Q. What's the goal of the strict KDC validation feature that Microsoft introduced in Windows Server 2008? Do you recommend enabling this feature in our AD environment where about half of the users authenticate using smart cards?
A. Strict KDC validation makes smart card logons in a Windows AD environment more secure and makes the authentication validation logic more resistant to certain attacks. If you have many smart card users, I strongly advise you to enable this feature.
Strict KDC validation isn't enabled by default. You can enable it using the Require strict KDC validation Group Policy Object (GPO) setting, which is located in the Computer Configuration\Administrative Templates\System\Kerberos Policy GPO container. Strict KDC validation is only supported on Windows 7, Windows Server 2008, Windows Server 2008 R2, Windows Vista Service Pack 1 (SP1), and later OSs.

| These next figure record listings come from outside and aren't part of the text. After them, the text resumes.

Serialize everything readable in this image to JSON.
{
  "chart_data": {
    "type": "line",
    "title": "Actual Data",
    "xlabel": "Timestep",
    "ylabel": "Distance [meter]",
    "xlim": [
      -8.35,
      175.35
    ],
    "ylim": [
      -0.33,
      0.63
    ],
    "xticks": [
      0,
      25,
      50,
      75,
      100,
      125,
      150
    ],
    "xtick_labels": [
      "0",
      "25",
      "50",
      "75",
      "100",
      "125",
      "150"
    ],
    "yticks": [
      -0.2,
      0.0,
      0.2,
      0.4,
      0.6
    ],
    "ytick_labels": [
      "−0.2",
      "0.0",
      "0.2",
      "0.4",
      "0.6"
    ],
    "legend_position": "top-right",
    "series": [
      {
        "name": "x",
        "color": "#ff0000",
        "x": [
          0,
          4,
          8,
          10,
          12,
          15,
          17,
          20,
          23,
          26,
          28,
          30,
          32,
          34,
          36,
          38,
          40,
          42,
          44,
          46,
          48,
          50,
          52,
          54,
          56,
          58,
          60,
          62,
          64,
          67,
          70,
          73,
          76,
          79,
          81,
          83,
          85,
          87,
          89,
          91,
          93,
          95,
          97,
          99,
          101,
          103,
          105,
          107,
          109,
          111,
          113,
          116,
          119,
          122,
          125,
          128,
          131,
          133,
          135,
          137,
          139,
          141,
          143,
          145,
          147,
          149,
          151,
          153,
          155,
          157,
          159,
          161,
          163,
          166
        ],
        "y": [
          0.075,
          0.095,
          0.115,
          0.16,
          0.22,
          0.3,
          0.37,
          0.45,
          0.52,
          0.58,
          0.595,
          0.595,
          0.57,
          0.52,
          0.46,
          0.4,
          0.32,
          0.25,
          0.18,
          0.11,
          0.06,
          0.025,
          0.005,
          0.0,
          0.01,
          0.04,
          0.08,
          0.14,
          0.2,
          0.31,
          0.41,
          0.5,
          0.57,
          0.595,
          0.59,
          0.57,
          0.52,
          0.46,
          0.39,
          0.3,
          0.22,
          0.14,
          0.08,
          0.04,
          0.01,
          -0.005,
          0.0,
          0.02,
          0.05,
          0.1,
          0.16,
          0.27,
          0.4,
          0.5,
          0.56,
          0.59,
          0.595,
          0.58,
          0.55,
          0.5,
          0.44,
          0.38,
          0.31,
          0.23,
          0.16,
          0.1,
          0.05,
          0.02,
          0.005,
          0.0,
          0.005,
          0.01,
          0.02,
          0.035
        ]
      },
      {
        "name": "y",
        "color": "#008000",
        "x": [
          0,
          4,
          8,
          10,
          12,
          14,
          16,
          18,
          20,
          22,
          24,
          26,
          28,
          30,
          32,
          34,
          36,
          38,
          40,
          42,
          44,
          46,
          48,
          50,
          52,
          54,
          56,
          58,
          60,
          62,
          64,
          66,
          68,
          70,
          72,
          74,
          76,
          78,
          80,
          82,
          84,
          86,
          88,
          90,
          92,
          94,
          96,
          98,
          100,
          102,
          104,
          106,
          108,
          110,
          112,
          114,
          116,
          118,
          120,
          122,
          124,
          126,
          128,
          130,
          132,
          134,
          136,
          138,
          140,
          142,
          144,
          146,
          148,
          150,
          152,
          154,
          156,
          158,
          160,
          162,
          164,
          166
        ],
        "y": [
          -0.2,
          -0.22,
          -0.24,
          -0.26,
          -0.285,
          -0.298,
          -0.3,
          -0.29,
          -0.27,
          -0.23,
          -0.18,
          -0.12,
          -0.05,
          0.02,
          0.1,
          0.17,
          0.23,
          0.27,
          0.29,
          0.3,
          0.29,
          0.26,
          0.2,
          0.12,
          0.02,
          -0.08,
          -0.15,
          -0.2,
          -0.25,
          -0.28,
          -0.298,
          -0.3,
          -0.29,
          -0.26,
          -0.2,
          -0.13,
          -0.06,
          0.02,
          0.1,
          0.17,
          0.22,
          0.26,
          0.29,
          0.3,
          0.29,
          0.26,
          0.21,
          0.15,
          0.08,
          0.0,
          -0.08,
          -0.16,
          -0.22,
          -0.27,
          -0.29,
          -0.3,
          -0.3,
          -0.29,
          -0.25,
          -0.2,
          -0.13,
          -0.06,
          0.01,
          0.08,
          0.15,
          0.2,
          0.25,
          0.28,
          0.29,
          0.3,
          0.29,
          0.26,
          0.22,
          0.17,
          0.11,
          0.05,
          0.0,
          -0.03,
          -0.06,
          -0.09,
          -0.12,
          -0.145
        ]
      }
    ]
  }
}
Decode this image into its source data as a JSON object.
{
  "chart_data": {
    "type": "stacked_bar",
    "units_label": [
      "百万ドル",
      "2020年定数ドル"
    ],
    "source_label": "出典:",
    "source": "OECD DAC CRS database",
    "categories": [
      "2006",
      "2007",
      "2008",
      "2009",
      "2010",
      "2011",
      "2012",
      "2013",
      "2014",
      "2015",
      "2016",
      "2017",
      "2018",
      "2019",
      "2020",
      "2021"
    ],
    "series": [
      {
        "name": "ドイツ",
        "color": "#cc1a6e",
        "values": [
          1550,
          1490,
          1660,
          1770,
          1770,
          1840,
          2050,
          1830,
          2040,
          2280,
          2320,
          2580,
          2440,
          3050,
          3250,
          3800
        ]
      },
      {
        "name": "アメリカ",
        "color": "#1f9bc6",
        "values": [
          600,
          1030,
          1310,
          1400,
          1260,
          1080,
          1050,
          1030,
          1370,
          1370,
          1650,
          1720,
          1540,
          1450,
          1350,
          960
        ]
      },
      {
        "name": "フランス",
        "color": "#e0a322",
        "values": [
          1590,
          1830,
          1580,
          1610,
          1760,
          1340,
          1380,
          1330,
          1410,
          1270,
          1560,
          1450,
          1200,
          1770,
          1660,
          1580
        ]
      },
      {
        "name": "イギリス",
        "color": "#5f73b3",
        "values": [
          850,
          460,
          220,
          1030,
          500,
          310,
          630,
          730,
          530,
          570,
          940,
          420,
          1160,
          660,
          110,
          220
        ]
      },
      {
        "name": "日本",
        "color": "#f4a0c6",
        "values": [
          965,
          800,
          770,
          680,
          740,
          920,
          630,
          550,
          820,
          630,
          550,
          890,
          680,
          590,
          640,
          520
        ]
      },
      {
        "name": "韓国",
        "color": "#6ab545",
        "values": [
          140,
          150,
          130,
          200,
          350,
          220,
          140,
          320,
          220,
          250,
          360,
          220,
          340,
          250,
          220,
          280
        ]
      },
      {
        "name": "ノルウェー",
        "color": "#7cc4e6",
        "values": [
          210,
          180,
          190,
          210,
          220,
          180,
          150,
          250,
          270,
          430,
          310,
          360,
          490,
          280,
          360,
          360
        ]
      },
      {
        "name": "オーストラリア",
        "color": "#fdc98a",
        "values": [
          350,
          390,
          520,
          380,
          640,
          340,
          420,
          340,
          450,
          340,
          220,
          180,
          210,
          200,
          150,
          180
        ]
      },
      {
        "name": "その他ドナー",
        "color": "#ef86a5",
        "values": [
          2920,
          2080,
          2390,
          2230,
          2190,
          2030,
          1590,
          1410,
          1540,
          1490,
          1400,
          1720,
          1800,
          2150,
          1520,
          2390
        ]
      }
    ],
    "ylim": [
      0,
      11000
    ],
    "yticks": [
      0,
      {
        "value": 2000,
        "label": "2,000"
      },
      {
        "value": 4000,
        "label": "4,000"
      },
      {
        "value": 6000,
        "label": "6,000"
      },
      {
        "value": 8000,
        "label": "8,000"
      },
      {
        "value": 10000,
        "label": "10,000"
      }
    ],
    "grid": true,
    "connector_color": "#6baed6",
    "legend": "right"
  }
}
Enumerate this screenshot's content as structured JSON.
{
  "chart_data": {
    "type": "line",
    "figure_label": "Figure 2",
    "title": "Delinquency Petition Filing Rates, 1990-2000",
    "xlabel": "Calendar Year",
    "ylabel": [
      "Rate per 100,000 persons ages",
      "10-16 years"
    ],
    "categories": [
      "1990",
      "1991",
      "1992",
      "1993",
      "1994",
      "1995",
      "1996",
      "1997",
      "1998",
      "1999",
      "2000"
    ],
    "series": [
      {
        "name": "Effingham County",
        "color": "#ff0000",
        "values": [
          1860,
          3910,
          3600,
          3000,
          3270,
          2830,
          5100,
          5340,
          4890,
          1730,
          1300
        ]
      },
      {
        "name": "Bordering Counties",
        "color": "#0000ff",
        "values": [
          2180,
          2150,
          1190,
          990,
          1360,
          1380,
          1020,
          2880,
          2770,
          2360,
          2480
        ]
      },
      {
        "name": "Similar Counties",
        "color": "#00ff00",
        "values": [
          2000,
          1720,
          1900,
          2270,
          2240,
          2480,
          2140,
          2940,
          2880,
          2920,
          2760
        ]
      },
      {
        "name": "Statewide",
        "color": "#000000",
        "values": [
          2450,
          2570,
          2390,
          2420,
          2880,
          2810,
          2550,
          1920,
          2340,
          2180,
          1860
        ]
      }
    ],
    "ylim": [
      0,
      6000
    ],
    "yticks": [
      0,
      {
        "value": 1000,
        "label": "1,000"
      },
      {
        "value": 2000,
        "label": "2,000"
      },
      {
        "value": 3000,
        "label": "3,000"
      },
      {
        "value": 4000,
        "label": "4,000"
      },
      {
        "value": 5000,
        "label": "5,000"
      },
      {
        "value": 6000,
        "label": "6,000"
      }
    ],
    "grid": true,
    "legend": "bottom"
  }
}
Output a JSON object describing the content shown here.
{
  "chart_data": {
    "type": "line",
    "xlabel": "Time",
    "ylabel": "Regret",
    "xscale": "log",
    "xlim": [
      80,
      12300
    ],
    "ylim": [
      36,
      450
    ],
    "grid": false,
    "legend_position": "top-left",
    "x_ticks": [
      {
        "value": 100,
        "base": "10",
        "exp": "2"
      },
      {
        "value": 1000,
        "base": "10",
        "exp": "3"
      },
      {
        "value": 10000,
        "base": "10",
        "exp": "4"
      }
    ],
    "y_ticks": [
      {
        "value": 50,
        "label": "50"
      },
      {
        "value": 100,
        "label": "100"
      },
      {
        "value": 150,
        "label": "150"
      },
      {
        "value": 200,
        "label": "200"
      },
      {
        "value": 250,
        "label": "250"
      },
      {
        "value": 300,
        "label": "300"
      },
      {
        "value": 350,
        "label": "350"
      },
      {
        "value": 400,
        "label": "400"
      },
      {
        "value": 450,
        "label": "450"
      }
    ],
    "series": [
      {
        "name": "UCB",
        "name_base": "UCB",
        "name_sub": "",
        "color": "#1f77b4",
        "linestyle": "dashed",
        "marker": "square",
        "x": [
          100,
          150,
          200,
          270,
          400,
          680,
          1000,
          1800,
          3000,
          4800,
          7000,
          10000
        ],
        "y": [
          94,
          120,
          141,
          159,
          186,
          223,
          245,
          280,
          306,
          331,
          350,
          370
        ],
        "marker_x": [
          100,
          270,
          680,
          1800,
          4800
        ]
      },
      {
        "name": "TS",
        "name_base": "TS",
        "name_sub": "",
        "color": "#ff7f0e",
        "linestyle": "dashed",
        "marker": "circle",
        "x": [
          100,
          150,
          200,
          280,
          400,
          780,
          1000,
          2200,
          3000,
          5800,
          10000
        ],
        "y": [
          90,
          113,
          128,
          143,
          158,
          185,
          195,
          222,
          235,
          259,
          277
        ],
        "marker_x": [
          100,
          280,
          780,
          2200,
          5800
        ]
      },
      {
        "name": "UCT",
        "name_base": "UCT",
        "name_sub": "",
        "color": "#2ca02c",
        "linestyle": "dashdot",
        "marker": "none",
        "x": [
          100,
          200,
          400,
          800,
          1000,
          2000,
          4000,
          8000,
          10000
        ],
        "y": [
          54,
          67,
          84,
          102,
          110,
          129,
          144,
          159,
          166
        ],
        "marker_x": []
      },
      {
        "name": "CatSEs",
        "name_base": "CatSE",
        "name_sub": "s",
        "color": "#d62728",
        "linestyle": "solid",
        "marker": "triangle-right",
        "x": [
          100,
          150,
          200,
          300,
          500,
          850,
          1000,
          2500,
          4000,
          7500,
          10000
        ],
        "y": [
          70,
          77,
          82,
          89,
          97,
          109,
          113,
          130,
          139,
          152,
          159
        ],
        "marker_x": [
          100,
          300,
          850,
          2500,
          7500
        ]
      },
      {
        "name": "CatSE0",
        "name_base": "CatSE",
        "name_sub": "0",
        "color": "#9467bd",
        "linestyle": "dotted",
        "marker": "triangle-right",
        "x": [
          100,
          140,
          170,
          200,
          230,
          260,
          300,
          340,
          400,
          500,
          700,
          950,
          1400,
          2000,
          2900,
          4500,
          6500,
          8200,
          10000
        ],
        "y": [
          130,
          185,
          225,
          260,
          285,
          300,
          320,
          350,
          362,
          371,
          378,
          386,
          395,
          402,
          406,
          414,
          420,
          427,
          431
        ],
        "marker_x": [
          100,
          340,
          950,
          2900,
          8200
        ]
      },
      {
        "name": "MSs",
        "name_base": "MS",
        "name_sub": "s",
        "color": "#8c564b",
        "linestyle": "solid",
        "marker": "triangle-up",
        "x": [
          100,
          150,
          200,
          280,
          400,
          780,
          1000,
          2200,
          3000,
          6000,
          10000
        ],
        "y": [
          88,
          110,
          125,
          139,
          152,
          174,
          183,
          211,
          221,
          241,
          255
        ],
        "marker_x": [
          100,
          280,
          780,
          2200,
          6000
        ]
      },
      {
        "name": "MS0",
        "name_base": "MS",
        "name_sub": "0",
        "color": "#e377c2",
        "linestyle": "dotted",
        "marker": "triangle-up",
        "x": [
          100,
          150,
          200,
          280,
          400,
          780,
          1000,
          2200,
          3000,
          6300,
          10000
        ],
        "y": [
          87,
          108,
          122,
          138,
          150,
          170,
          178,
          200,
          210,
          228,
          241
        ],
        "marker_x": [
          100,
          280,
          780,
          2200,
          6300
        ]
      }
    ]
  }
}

Strict KDC validation enables a more restrictive set of criteria that must be met by a Windows Kerberos Key Distribution Center (KDC) for successful smart card-based user authentication. The KDC is the Kerberos authentication service that's part of every Windows Active Directory domain controller (DC). A Windows client that has the strict KDC validation setting enabled will validate the certificate-based Kerberos authentication messages it gets from a DC by checking that all of the following conditions are met:
- The DC has a private key that corresponds to the KDC certificate.
- For domain joined-systems, the CA that issued the KDC certificate is contained in the AD NTAuth store.
- For non-domain-joined systems, the root CA of the KDC certificate is either in the Third-Party Root Certification Authorities or in the Smart Card Trusted Roots containers of the Windows client's certificate store (accessible from the Certificates MMC snap-in).
- The KDC certificate has the KDC Authentication entry in the Extended Key Usage (EKU) X.509 extension.
- The KDC certificate's SubjectAltName (SAN) X.509 extension contains the domain's DNS (FQDN) and NetBIOS names.
- The KDC certificate's DNSName field of the SubjectAltName (SAN) X.509 extension matches the domain's DNS name (FQDN).
When you plan to use strict KDC validation, it's important that all your DCs have a correct KDC server certificate that adheres to the three last conditions in the list above. You can create a valid DC certificate using the new certificate template Kerberos Authentication that Microsoft includes in Windows Server 2008. Certificates created from this template have the proper KDC EKU and SAN certificate extensions. The older Domain Controller and Domain Controller Authentication certificate templates don't contain the correct extensions and will fail the strict KDC validation checks.
More information on strict KDC validation can be found in the Microsoft document "Enabling Strict KDC Validation in Windows Kerberos."